Le riforme di Renzi e la debolezza di Forza Italia

Padrone dell’agenda politica, da questa sera Matteo Renzi porterà tutti a discutere dei suoi attesi provvedimenti economici, o meglio della trasformazione dei suoi impegni più importanti in un vero e proprio Documento economico e finanziario, destinato allo scrutinio del parlamento, delle istituzioni europee e alla fine, soprattutto, degli elettori del 25 maggio. Finirà l’incertezza su quanti soldi il governo possa mettere sulla riduzione dell’Irpef e dell’Irap e su dove li vada a prendere, dunque avremo qualche certezza in più sulla dimensione e sulla fattibilità di misure alle quali il premier ha legato la propria credibilità.
In qualche modo, Renzi sta rispettando il cronoprogramma enunciato a consultazioni per il governo ancora in corso. Certo, non si tratta di attuazioni né sul fisco né sul lavoro né sulle riforme istituzionali. Ma qui risiede il potere dell’agenda setting: quando non esistono ancora neanche i decreti, Renzi ha comunque monopolizzato il dibattito pubblico su tutti i nodi del caso-Italia, con sostenitori e detrattori concordi nell’attribuire a lui l’unica chance e responsabilità di scioglierli.
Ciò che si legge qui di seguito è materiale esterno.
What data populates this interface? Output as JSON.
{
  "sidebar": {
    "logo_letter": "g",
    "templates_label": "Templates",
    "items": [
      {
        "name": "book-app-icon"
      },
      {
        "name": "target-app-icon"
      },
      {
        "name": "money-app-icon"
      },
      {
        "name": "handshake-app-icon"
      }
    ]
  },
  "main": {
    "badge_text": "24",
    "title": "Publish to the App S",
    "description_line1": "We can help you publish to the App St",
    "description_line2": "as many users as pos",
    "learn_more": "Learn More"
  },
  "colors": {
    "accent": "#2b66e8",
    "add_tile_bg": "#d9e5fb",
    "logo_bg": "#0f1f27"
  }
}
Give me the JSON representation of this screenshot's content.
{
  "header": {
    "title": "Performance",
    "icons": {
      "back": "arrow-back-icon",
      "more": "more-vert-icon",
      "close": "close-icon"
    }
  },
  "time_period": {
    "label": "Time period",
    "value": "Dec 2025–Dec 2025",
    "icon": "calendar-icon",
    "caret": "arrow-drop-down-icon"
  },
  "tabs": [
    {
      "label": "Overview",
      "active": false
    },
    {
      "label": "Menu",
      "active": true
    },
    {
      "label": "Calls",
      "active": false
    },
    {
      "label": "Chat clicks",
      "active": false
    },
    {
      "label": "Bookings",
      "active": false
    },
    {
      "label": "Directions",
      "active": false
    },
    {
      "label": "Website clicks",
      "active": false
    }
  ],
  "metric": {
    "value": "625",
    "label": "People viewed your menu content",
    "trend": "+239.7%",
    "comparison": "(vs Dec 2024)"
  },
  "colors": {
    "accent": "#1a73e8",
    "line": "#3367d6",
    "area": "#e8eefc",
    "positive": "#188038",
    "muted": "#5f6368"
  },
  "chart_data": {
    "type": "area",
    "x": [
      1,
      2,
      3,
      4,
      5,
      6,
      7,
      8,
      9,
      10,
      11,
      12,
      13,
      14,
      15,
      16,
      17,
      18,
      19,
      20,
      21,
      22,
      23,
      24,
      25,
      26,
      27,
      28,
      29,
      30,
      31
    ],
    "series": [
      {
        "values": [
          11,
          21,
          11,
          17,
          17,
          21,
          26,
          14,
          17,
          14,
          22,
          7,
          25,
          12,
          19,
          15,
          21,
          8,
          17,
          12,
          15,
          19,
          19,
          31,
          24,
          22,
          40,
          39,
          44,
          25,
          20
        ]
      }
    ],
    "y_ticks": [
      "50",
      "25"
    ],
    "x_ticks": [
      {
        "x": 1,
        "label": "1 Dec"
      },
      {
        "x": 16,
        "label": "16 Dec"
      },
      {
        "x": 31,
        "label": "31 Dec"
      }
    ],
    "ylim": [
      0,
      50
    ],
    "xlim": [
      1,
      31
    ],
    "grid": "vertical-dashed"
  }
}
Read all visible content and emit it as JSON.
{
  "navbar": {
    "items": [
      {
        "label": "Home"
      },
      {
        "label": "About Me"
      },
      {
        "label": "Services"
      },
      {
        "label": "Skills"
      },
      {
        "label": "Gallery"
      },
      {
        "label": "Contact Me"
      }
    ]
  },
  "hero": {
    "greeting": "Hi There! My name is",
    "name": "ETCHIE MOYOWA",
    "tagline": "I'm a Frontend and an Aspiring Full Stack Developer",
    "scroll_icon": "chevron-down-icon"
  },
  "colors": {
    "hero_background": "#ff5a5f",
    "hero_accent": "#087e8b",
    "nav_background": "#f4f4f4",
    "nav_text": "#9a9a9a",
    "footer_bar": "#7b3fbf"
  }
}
Il confronto che apparentemente si è acceso con Forza Italia intorno a riforma del senato e Italicum è perfino imbarazzante. Intimazioni come quelle di Brunetta ottengono l’unico effetto di ingigantire le difficoltà di Forza Italia, la debolezza della sua posizione, le indecisioni del fondatore in questa drammatica vigilia di un’ennesima sentenza.
Viceversa, Renzi e il Pd possono far sfoggio di sicurezza proprio sui temi sui quali hanno ballato per diverse settimane. Avendo posto fin dall’inizio la questione delle riforme su un piano di puro pragmatismo, ed essendo interessato più a far passare il generale messaggio di cambiamento che non a battagliare sui singoli punti del monocameralismo e del maggioritario, il premier non minaccia né esagera quando avverte Berlusconi di poter procedere anche senza di lui. Perché è abbastanza vero: sulle novità fondamentali il sistema politico nel suo insieme ha assunto ormai impegni verso l’opinione pubblica che nessuno vorrà tradire con leggerezza, sapendo che Renzi con la sua capacità e forza mediatica farebbe pagare un prezzo molto alto.
Lo sa Berlusconi per primo: queste riforme, magari discutibili, sono ormai attese e popolari. Se lui di nuovo rovescia il tavolo, stavolta se lo rovescia addosso e rischia di farsi male.